Durante anos, os produtores de leite têm lutado com preços baixos e falências. “Este é mais um golpe abaixo”, disse Hartschuh.
Para evitar mais despejos, os grupos de agricultores estão tentando de tudo para encontrar lugares para enviar o excesso de leite – até fazendo lobby em redes de pizza para aumentar a quantidade de queijo em cada fatia.
Mas existem obstáculos logísticos que impedem que os produtos lácteos sejam transferidos ordenadamente de clientes de food service para varejistas.
Em muitos processadores de laticínios, por exemplo, as máquinas são projetadas para embalar queijo ralado em sacolas grandes para restaurantes ou colocar leite em pequenas caixas de papelão para escolas, em vez de arrumar os produtos em recipientes adequados para o varejo.
Crédito …Joseph Haeberle para o New York Times
Para reaproveitar essas plantas para colocar queijo nas sacolas vendidas em supermercados ou mamadeira em jarros de galão exigiriam milhões de dólares em investimentos. Por enquanto, alguns processadores concluíram que gastar o dinheiro não vale a pena.

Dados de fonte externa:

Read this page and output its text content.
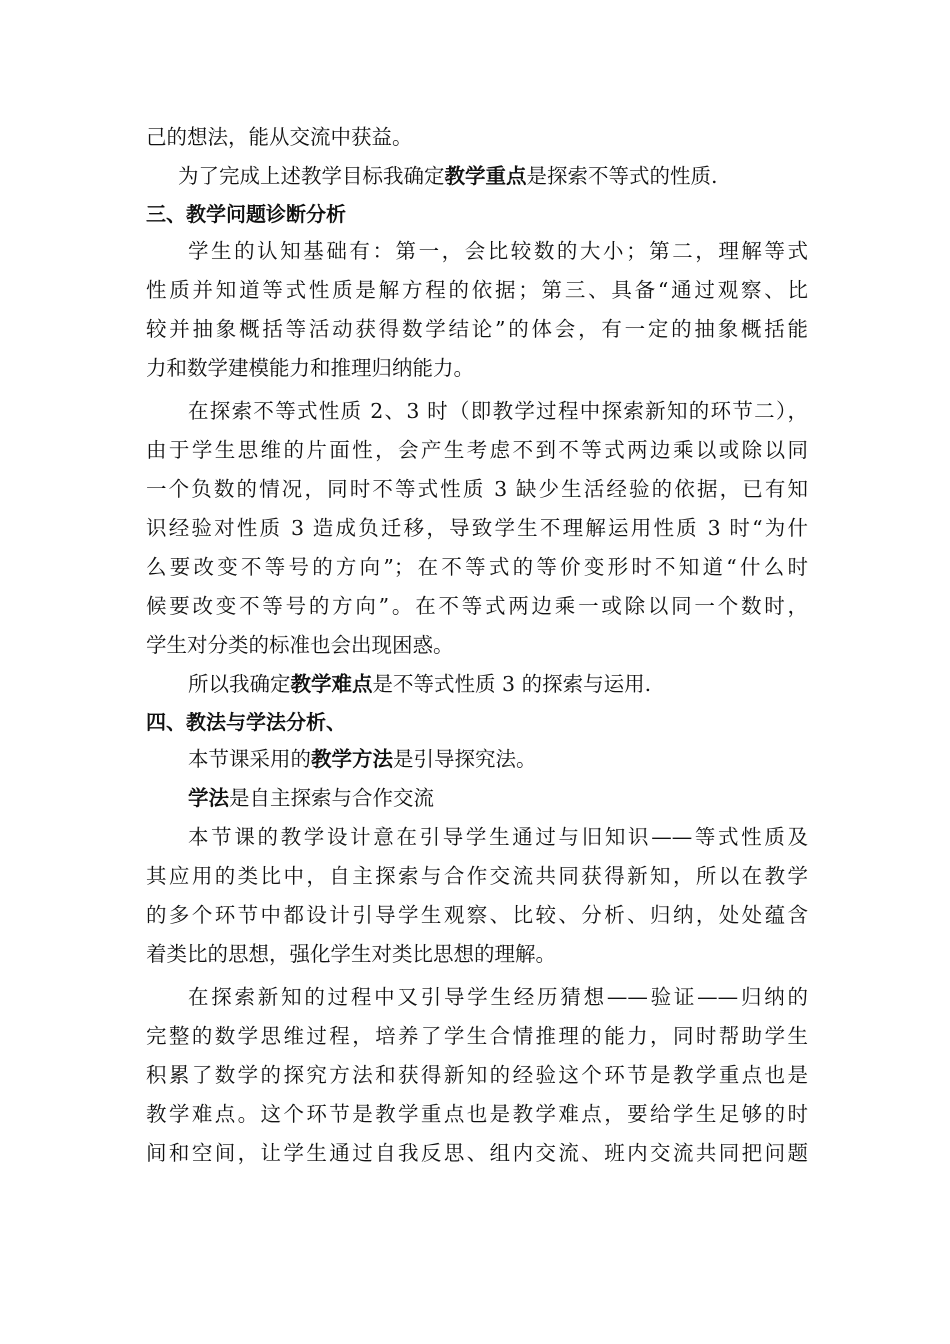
己的想法，能从交流中获益。
为了完成上述教学目标我确定教学重点是探索不等式的性质.
三、教学问题诊断分析
学生的认知基础有：第一，会比较数的大小；第二，理解等式
性质并知道等式性质是解方程的依据；第三、具备“通过观察、比
较并抽象概括等活动获得数学结论”的体会，有一定的抽象概括能
力和数学建模能力和推理归纳能力。
在探索不等式性质 2、3 时（即教学过程中探索新知的环节二），
由于学生思维的片面性，会产生考虑不到不等式两边乘以或除以同
一个负数的情况，同时不等式性质 3 缺少生活经验的依据，已有知
识经验对性质 3 造成负迁移，导致学生不理解运用性质 3 时“为什
么要改变不等号的方向”；在不等式的等价变形时不知道“什么时
候要改变不等号的方向”。在不等式两边乘一或除以同一个数时，
学生对分类的标准也会出现困惑。
所以我确定教学难点是不等式性质 3 的探索与运用.
四、教法与学法分析、
本节课采用的教学方法是引导探究法。
学法是自主探索与合作交流
本节课的教学设计意在引导学生通过与旧知识——等式性质及
其应用的类比中，自主探索与合作交流共同获得新知，所以在教学
的多个环节中都设计引导学生观察、比较、分析、归纳，处处蕴含
着类比的思想，强化学生对类比思想的理解。
在探索新知的过程中又引导学生经历猜想——验证——归纳的
完整的数学思维过程，培养了学生合情推理的能力，同时帮助学生
积累了数学的探究方法和获得新知的经验这个环节是教学重点也是
教学难点。这个环节是教学重点也是教学难点，要给学生足够的时
间和空间，让学生通过自我反思、组内交流、班内交流共同把问题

“Não é como se a demanda por restaurantes desaparecesse para sempre”, disse Matt Gould, analista da indústria de laticínios. “Mesmo que fosse possível reformatar o formato para torná-lo um pacote de 8 onças em vez de uma sacola de 20 libras, os dólares e centavos podem não dar certo”.
Esses mesmos desafios logísticos são as aves domésticas que foram criadas para distribuir frango aos restaurantes e não às lojas. A cada semana, o processador de frango Sanderson Farms destrói 750.000 ovos não chocados, ou 5,5% de sua produção total, enviando-os para uma fábrica de processamento que será transformada em ração animal.
Na semana passada, o presidente-executivo da Sanderson Farms, Joe Sanderson, disse a analistas que os funcionários da empresa chegaram a considerar a eutanásia de galinhas para evitar vendê-las a taxas não lucrativas, embora a empresa finalmente não tenha dado esse passo.
Crédito …Joseph Haeberle para o New York Times
Nos últimos dias, a Sanderson Farms doou parte de seu frango a bancos e organizações de alimentos que preparam refeições para trabalhadores médicos de emergência. Mas chocar centenas de milhares de ovos para fins de caridade não é uma opção viável, disse Mike Cockrell, diretor financeiro da empresa.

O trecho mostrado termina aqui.